弁護士の場合は、弁護士自治により、弁護士会や日弁連が懲戒権を持っています。ところが、税理士の監督は税理士会、日本税理士会連合会、税務署、国税局、国税庁が担当しています。広島国税局に対応する中国税理士会は約3,000人の会員を擁していますが、以前はその監督役として税理士監理官1人でした。その後、総務課に税理士専門官を配置し、2名体制になりましたが、現在では、もう1名増員して3名体制で税理士も管理されています。

その管理は、税理士システムで行われています。「税理士システムは、税理士等に関する情報を管理することにより、税理士制度の適正な運営確保を図ることを目的とする。」と明記されています。「税理士システム事務処理要領(税務署用)の制定について(事務運営指針)」(官総-83、官参5-2 平成20年6月27日付)の冒頭のシステムの概要のところで記載されています。
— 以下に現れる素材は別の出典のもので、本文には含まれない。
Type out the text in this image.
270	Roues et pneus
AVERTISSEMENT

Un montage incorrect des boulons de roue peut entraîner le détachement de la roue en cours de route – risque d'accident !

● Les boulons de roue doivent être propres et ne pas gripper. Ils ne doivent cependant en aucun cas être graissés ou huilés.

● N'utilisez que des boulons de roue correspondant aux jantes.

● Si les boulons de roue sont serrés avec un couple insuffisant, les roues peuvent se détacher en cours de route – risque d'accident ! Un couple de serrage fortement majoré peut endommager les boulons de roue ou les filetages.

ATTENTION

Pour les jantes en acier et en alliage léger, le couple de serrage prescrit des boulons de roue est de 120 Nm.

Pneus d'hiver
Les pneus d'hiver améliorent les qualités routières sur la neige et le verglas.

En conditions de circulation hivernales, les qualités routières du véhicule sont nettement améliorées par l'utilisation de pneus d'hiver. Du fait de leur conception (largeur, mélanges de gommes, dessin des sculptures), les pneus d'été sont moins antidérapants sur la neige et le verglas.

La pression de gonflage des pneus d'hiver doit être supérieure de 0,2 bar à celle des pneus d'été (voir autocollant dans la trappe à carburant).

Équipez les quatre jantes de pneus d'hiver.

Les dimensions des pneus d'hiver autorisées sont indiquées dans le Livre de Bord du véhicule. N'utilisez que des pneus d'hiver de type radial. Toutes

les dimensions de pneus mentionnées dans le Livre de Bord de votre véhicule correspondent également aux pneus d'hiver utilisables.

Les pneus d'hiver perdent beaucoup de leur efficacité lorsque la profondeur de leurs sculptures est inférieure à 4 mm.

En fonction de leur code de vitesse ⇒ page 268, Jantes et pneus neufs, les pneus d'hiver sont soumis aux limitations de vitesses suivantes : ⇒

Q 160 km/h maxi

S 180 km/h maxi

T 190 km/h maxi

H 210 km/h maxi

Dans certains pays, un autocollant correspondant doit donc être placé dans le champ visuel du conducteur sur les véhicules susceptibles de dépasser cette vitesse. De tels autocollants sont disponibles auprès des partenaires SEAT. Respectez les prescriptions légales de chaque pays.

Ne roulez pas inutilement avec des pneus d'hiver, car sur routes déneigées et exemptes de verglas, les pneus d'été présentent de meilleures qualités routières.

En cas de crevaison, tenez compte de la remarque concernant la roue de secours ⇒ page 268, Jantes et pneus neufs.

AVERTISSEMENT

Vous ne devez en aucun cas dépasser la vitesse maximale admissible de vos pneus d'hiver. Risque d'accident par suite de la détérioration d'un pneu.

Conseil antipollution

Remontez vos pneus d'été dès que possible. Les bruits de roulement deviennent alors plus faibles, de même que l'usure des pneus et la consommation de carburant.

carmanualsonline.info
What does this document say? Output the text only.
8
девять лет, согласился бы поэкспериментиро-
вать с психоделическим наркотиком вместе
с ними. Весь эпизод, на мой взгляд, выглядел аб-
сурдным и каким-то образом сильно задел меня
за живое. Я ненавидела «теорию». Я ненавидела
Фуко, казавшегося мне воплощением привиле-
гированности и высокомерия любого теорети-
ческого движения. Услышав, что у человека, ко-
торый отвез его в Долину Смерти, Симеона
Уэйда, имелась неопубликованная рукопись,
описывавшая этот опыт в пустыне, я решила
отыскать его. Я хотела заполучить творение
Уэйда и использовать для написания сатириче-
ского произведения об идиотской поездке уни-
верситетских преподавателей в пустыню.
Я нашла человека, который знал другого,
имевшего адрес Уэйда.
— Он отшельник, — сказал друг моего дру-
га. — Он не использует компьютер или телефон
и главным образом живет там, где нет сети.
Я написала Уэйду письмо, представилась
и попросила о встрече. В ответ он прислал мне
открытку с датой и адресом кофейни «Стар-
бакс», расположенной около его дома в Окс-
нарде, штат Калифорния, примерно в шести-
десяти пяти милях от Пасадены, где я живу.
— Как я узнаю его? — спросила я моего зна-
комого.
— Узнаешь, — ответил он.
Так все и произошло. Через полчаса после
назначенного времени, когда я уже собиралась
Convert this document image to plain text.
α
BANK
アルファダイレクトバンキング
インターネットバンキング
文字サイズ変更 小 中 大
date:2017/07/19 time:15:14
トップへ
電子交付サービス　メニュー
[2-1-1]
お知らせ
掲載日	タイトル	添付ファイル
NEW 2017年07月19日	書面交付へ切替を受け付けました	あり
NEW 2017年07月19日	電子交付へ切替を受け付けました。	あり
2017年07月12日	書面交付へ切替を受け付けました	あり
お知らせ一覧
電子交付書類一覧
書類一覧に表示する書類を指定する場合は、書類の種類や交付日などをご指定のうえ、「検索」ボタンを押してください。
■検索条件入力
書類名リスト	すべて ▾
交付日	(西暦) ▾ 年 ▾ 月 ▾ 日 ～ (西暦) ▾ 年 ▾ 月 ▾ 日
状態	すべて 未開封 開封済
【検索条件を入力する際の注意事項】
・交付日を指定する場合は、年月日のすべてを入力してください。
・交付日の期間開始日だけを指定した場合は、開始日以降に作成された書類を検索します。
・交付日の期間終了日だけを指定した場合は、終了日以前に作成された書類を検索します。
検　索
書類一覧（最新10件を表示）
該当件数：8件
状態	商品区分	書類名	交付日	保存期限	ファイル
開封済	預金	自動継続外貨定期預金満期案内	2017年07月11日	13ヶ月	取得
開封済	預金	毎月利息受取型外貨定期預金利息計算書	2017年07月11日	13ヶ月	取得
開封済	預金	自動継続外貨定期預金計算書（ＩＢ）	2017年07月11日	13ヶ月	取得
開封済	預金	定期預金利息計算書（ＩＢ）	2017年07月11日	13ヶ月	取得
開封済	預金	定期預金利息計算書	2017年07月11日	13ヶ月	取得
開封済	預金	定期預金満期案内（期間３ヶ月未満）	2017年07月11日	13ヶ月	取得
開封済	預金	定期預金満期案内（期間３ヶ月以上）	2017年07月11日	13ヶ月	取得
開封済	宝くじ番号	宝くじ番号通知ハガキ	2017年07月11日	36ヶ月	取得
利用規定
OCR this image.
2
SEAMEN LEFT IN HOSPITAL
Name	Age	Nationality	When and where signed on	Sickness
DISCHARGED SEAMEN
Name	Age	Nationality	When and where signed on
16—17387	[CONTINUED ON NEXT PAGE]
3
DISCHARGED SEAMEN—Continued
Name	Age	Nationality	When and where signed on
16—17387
事務運営指針は、「事務処理の範囲」のところで、税務署において「税理士システム」を行う事務として(1)入力事務、(2)検索・照会事務、(3)帳票出力事務が掲げられています。

興味深いのは、(1)入力事務として、①税理士会支部の役職歴情報入力②文書情報入力③税理士等の関与先・使用人情報入力④税理士等の指導監督状況入力があります。同じような内容が、 (2)検索・照会にあるにかかわらず、(3) 帳票出力事務にはこれらが掲げられていないことです。

さらに、(1)②の文書情報入力として「附加情報メニューの文書情報更新画面において、指導・監督等を行う上で参考となる情報を文書(全角600字以内)で入力とするとあります。いわゆる定性(個人)情報、例として税理士等情報連絡せんの情報、調査等で把握した情報、部外情報等」とあります。

残念なのは、これらの内容が帳票出力されないので、非公開情報として、開示請求がかなわないことです。こういう現象を「情報の非対称性」と言うのではないでしょうか。つまり、一方(国税局)がそれぞれの税理士の情報を所有していて、仮にその情報が誤りであったとしても、もう一方の当事者(税理士)には、それを正す権能さえないことです。

日頃から税理士の社会的使命を全うしようと努力している会員からすれば、自浄効果が期待される内容(税理士が税務当局から、どのように判断されているか。)が開示されず、不意に懲戒処分されるのではないかという一抹の不安が払拭できないのが私の思いです。

税理士には、税理士法第1条においてその使命が規定されています。それは、「税務に関する専門家として、独立した公正な立場」において、「申告納税制度の理念にそって、納税義務者の信頼にこたえ」、租税に関する法令に規定された「納税義務の適正な実現を図る」ことです。

このため、税理士には様々な義務と責任が課されており、これに違反した場合には、懲戒処分等に付す規定が設けられています。

税務当局が作成した資料から、非行事例に以下のものがあります。

1 脱税相談等

2 故意による不真正税務書類の作成

3 過失による不真正税務書類の作成(相当の注意を怠った場合)

4 自己脱税

5 多額かつ反職業倫理的自己申告漏れ

6 業務懈怠

7 その他反職業倫理的行為

8 2か所事務所設置違反

9 使用人等に対する監督義務違反

当然ながら多くの税理士には心当たりのないことばかりと思いますが、実際、私たちは税務当局からどのように見られているのでしょうか。

「独立した公正な立場」を堅持しながら、マイナンバー等これからも法令の遵守がますます求められる立場として、税理士システム等の開示請求がなされることで、「自律・自戒に基づき適正な業務遂行に励める」環境づくりがなされていくことを強く望みます。